Did you know that you can use domino bones for other things besides playing Dominoes? Take a number of dominoes and build a row by standing them on end with only a small distance in between. If you do it right, you can tip the first domino and cause all others to fall down in succession (this is where the phrase ``domino effect'' comes from).

While this is somewhat pointless with only a few dominoes, some people went to the opposite extreme in the early Eighties. Using millions of dominoes of different colors and materials to fill whole halls with elaborate patterns of falling dominoes, they created (short-lived) pieces of art. In these constructions, usually not only one but several rows of dominoes were falling at the same time. As you can imagine, timing is an essential factor here.

It is now your task to write a program that, given such a system of rows formed by dominoes, computes when and where the last domino falls. The system consists of several ``key dominoes'' connected by rows of simple dominoes. When a key domino falls, all rows connected to the domino will also start falling (except for the ones that have already fallen). When the falling rows reach other key dominoes that have not fallen yet, these other key dominoes will fall as well and set off the rows connected to them. Domino rows may start collapsing at either end. It is even possible that a row is collapsing on both ends, in which case the last domino falling in that row is somewhere between its key dominoes. You can assume that rows fall at a uniform rate.


Input

The input contains descriptions of several domino systems. The first line of each description contains two integers: the number n of key dominoes (1 <= n < 500) and the number m of rows between them. The key dominoes are numbered from 1 to n. There is at most one row between any pair of key dominoes and the domino graph is connected, i.e. there is at least one way to get from a domino to any other domino by following a series of domino rows.

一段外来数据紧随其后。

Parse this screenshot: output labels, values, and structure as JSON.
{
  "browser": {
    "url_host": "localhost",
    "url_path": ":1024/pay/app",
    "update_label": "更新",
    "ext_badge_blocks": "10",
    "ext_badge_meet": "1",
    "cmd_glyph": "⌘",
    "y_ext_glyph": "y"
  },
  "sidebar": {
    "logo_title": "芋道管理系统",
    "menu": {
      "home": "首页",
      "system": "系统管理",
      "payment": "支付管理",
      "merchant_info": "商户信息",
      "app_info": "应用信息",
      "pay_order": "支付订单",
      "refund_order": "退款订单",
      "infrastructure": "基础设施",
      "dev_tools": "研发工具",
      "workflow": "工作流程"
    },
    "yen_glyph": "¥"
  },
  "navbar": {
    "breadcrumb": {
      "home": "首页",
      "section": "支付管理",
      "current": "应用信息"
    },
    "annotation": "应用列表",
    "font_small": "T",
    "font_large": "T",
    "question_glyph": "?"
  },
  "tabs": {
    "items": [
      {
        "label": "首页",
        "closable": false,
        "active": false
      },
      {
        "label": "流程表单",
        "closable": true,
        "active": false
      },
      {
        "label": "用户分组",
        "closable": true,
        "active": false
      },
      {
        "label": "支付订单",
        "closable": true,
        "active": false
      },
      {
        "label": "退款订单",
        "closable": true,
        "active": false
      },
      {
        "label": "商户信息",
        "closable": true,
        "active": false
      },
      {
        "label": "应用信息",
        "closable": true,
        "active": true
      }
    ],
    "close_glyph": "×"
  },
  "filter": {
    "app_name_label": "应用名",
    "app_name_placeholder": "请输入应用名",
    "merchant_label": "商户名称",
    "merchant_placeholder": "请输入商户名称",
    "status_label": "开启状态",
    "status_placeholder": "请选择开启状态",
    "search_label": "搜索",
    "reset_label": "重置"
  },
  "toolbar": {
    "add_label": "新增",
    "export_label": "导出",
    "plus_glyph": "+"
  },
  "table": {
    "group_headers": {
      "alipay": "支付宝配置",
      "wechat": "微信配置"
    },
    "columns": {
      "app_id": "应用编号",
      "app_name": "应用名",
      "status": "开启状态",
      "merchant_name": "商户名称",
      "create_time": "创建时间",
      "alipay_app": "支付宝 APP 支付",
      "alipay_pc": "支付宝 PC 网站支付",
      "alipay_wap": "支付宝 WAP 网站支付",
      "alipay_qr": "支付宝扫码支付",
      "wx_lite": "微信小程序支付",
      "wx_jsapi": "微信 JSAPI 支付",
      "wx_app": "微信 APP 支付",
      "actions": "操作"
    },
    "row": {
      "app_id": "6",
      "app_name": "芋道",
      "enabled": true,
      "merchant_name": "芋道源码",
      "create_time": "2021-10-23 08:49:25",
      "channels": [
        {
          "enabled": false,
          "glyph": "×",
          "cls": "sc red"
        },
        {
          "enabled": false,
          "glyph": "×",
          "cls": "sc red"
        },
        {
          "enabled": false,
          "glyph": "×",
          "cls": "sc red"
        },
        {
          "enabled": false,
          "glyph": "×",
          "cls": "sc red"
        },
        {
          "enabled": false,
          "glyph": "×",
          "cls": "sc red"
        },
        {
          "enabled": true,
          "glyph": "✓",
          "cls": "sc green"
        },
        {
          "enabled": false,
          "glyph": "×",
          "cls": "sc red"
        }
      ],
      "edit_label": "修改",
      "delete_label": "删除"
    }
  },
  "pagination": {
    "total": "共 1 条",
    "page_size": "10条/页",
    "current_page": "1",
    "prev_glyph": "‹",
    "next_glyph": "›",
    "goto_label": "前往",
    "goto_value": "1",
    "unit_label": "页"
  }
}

The following m lines each contain three integers a, b, and l, stating that there is a row between key dominoes a and b that takes l seconds to fall down from end to end.

Each system is started by tipping over key domino number 1.

The input ends with an empty system (with n = m = 0), which should not be processed.


Output

For each case output a line stating the number of the case (`System #1', `System #2', etc.). Then output a line containing the time when the last domino falls, exact to one digit to the right of the decimal point, and the location of the last domino falling, which is either at a key domino or between two key dominoes. Adhere to the format shown in the output sample. If you find several solutions, output only one of them. Output a blank line after each system.


Sample Input

2 1
1 2 27
3 3
1 2 5
1 3 5
2 3 5
0 0


Sample Output

System #1
The last domino falls after 27.0 seconds, at key domino 2.

System #2
The last domino falls after 7.5 seconds, between key dominoes 2 and 3.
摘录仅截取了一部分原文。